HEX was a let down. I bough some early 2011, being cautious about the canadian market. Knowing (thanks HP) they were selling very close to the money, i tought I could sacrifice a bit of upside in exchage for more income and more downside protection.

At the end of 2011, TSX was down 9% and the HEX total return was down about the same. 2011 should have been the perfect year to showcase that ETF ability, giving some downside protection. This downside pressure is so strong, im even wondering whats going to happen to the unit price and total NAV value in 5 to 10 years. We could look at upside beta vs downside confirm this "downside bias".


----------



## dcaron

Just was wondering whether the timing is good to add HEX to my SDRSP portfolio currently, now that it is at its 52 week-low, and dividend has produced good returns since inception a year ago (~11%)...


----------



## gibor365

dcaron said:


> Im not a sophisticated investor. Just was wondering whether the timing is good to add HEX to my SDRSP portfolio currently, now that it is at its 52 week-low, and dividend has held steady for a year (~11%)...
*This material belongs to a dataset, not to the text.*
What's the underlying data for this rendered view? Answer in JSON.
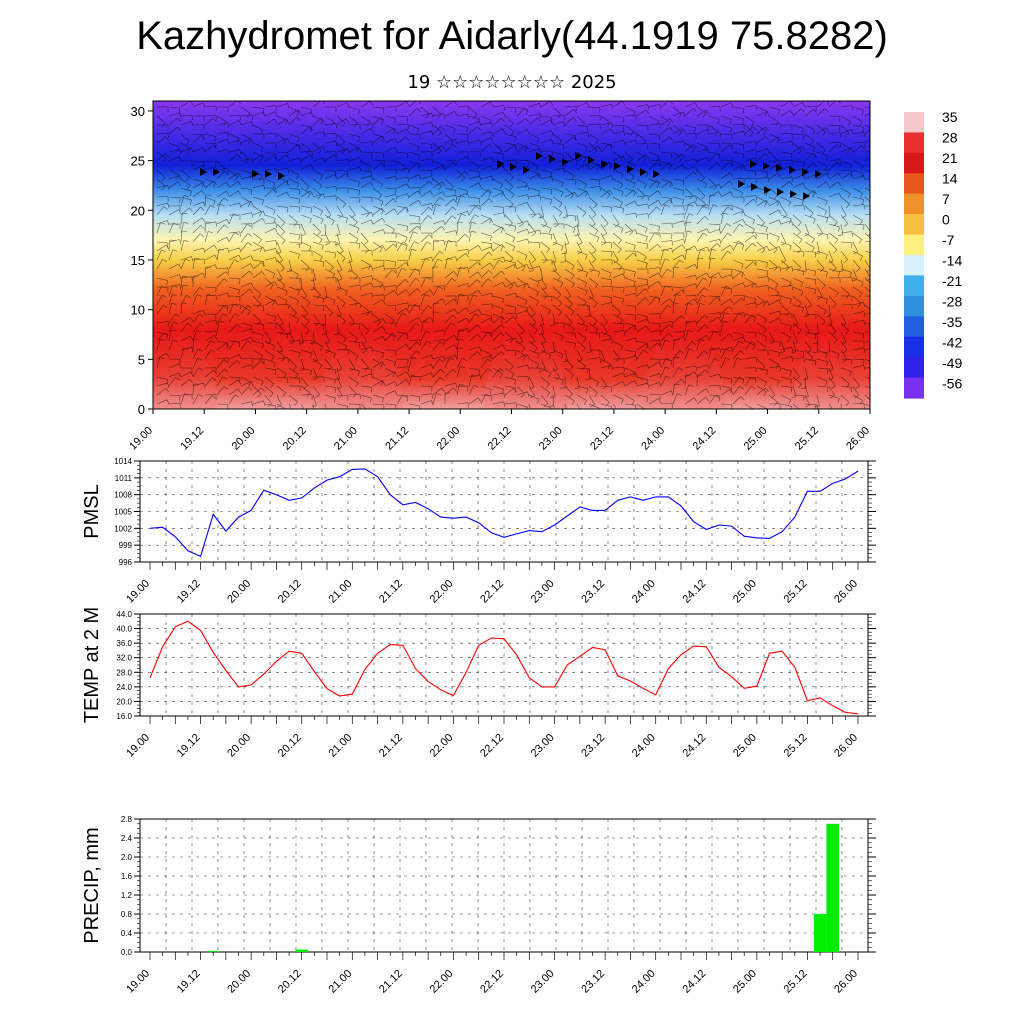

I don't see where you find steady dividends for HEX or ZWB. Dividends were going sharply down several months in a row. After last disptribution cut about month ago , I sold both ZWB and HEX. Still hold HEE. 
_I'm thinking of selling ZWB for a loss and buying HEX instead._ If you want exposure to banking sector, better to buy ZEB. I already have big exposure to individual Can banks, so from part of ZWB sell both NA (that I didn't have before).


----------



## andrewf

The 11% dividend is an illusion. These covered call ETFs are a 'clever' way of converting capital into capital gains. There performance (on a total return pre-tax basis) is likely to be very similar or worse than a equity ETF tracking the same underlying stocks. Once you add in the tax implications of the capital gains distributions, these funds because highly questionable.

Moral of the story: yield is *irrelevant*. You need to consider total return. Buying a covered call ETF because it distributes 11% annually is akin to buying a bond with a 20% coupon but a 10% yield to maturity. It trades at a large premium, and you turn capital into interest income.


----------



## dcaron

andrewf said:


> The 11% dividend is an illusion. These covered call ETFs are a 'clever' way of converting capital into capital gains. There performance (on a total return pre-tax basis) is likely to be very similar or worse than a equity ETF tracking the same underlying stocks. Once you add in the tax implications of the capital gains distributions, these funds because highly questionable.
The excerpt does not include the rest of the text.